Source Cryptopolitan

Bithumb, a South Korean cryptocurrency exchange, eased tensions in the ecosystem after announcing it had resolved an issue stemming from a promotional reward mistake. This incident occurred when too much Bitcoin was mistakenly allocated to user accounts.

This announcement was made public when the exchange disclosed that it recovered 99.7% of the overpaid BTC the same day it noticed the problem. For the remaining 0.3%, which consists of roughly 1,788 Bitcoins, the company highlighted that it had already been sold.

Therefore, to ensure that its clients’ balances were accurate, Bithumb covered the sold cryptocurrency with its funds.

In a statement dated Sunday, February 8, the crypto exchange mentioned that, “Bithumb’s total holdings of all virtual assets, including Bitcoin (BTC), fully match or exceed user deposits.”

Individuals raise safety concerns amid Bithumb’s promotional reward mistake

The incident, which took place on February 6, 2026, erupted when Bithumb intended to award modest rewards — about 2,000 Korean won (roughly $1.40–$1.95) per user — during a promotional event.

Instead, a system or input error credited about 2,000 BTC per eligible account, resulting in an erroneous allocation of about 620,000 BTC, valued at more than $40 billion–$60 billion at prevailing market prices.

Bithumb explained that Bitcoin credited in excess was mostly acquired directly from user accounts, while the portion already liquidated in the market was reimbursed using Bithumb’s corporate reserves.

Apart from this, reports noted that the South Korean exchange announced compensation measures under which those who actively used the platform at the time of the incident would be awarded 20,000 Korean won ($15) each.

Moreover, those who traded their Bitcoin holdings at terrible prices at the time of the issues were promised to recover their full sale amount plus an additional 10%. The company also pledged to waive trading costs across all markets for 7 days, commencing on Monday, February 9.

At this particular moment, reports reached out to the crypto exchange’s executives seeking answers to the problem’s root cause. In response to this request, the team stated that the incident was caused by a technical malfunction. This glitch occurred during a promotional event, leading to the distribution of an excessive amount of Bitcoin to some user accounts.

Consequently, the exchange experienced rapid price fluctuations as these users quickly sold the cryptocurrency. To stop this activity, Bithumb swiftly restricted user access, particularly for the affected accounts. Afterwards, the exchange initiated efforts to stabilize trading activities. Within minutes, everything was sorted out, thereby preventing significant sell-offs.

However, even after declaring the issue resolved, several individuals continued to raise concerns about the safety of their assets.

To calm its clients, Bithumb asserted that the issue was not the result of hacking and assured them that no client’s assets were lost during the incident. Additionally, the platform noted that deposits and withdrawals continued as usual.

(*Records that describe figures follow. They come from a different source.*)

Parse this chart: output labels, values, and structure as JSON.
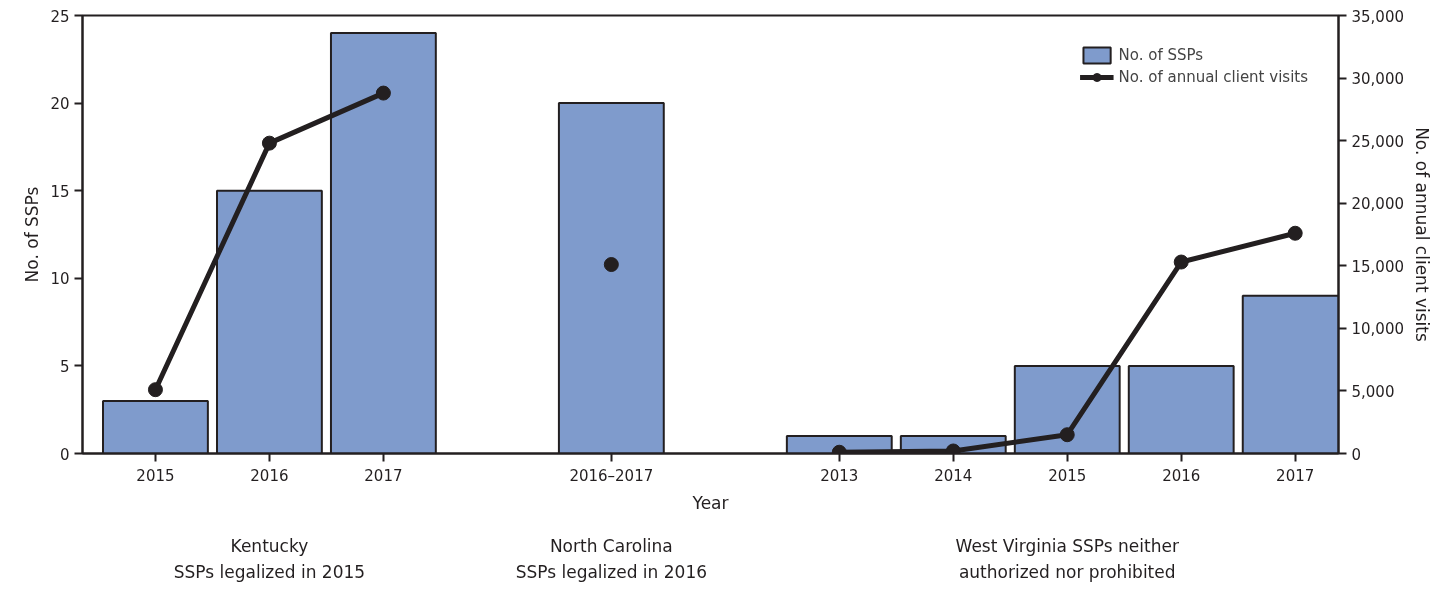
{
  "chart_data": {
    "type": "bar",
    "xlabel": "Year",
    "ylabel": "No. of SSPs",
    "y2label": "No. of annual client visits",
    "categories": [
      "2015",
      "2016",
      "2017",
      null,
      "2016–2017",
      null,
      "2013",
      "2014",
      "2015",
      "2016",
      "2017"
    ],
    "series": [
      {
        "name": "No. of SSPs",
        "color": "#7f9bcc",
        "values": [
          3,
          15,
          24,
          null,
          20,
          null,
          1,
          1,
          5,
          5,
          9
        ]
      },
      {
        "name": "No. of annual client visits",
        "type": "line",
        "axis": "y2",
        "color": "#231f20",
        "marker": "circle",
        "values": [
          5100,
          24800,
          28800,
          null,
          15100,
          null,
          100,
          200,
          1500,
          15300,
          17600
        ]
      }
    ],
    "ylim": [
      0,
      25
    ],
    "yticks": [
      0,
      5,
      10,
      15,
      20,
      25
    ],
    "y2lim": [
      0,
      35000
    ],
    "y2ticks": [
      0,
      {
        "value": 5000,
        "label": "5,000"
      },
      {
        "value": 10000,
        "label": "10,000"
      },
      {
        "value": 15000,
        "label": "15,000"
      },
      {
        "value": 20000,
        "label": "20,000"
      },
      {
        "value": 25000,
        "label": "25,000"
      },
      {
        "value": 30000,
        "label": "30,000"
      },
      {
        "value": 35000,
        "label": "35,000"
      }
    ],
    "legend": "top right",
    "grid": false,
    "annotations": [
      "Kentucky\nSSPs legalized in 2015",
      "North Carolina\nSSPs legalized in 2016",
      "West Virginia SSPs neither\nauthorized nor prohibited"
    ]
  }
}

Several crypto exchanges face technical issues, sparking concerns in the industry 

Recently, crypto exchanges operating under a centralized system have reported persistent operational issues. An example is Coinbase. In June, the online platform stressed that account limitations were a substantial problem. In attempts to solve this issue, the cryptocurrency exchange decided to reduce unnecessary account freezes by 82%. This was after it had announced enhancements to its infrastructure and machine-learning systems.

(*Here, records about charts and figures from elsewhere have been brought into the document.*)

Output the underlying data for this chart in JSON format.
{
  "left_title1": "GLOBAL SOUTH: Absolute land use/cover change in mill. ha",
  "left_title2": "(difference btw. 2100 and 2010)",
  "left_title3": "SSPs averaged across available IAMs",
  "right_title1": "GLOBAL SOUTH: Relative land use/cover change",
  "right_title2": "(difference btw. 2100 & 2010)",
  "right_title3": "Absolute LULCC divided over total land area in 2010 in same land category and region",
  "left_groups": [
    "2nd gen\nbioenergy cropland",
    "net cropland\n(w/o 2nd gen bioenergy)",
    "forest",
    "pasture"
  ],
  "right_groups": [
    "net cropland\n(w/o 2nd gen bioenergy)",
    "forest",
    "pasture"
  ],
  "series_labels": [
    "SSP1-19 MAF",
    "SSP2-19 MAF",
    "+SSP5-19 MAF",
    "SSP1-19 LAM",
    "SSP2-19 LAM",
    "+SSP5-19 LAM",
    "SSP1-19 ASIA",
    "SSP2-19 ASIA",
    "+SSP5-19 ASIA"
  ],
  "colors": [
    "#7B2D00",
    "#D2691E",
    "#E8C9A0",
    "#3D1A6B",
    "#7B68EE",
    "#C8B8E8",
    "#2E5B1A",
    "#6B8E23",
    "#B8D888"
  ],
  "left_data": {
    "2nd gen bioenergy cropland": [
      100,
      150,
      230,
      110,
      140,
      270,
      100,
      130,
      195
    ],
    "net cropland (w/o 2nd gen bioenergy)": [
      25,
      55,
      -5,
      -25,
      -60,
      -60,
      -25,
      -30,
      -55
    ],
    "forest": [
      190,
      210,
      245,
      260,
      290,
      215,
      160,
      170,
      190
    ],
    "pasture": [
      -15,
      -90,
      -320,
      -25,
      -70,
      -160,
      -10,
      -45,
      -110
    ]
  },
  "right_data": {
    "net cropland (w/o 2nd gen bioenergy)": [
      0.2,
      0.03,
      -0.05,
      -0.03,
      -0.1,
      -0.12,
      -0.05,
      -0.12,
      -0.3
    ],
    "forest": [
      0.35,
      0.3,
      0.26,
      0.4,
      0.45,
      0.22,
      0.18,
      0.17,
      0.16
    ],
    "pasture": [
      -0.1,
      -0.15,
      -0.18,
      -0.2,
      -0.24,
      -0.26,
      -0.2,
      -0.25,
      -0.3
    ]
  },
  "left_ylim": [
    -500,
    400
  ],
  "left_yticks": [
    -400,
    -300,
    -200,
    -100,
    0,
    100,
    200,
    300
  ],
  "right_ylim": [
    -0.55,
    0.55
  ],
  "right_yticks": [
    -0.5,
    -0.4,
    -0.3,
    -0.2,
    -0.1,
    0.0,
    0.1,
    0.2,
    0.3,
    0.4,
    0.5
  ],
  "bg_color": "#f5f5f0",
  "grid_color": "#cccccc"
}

This improvement followed increased complaints from users who could not access their accounts for months without any reported security issues.

Another similar incident occurred during October’s market decline, when users on the world’s leading cryptocurrency exchange, Binance, faced technical challenges that led to significant losses for some traders amid peak volatility.

Following this incident, the exchange allocated about $728 million in compensation to affected users, even though it claimed broader market conditions led to most sell-offs, even though its main trading system worked just fine.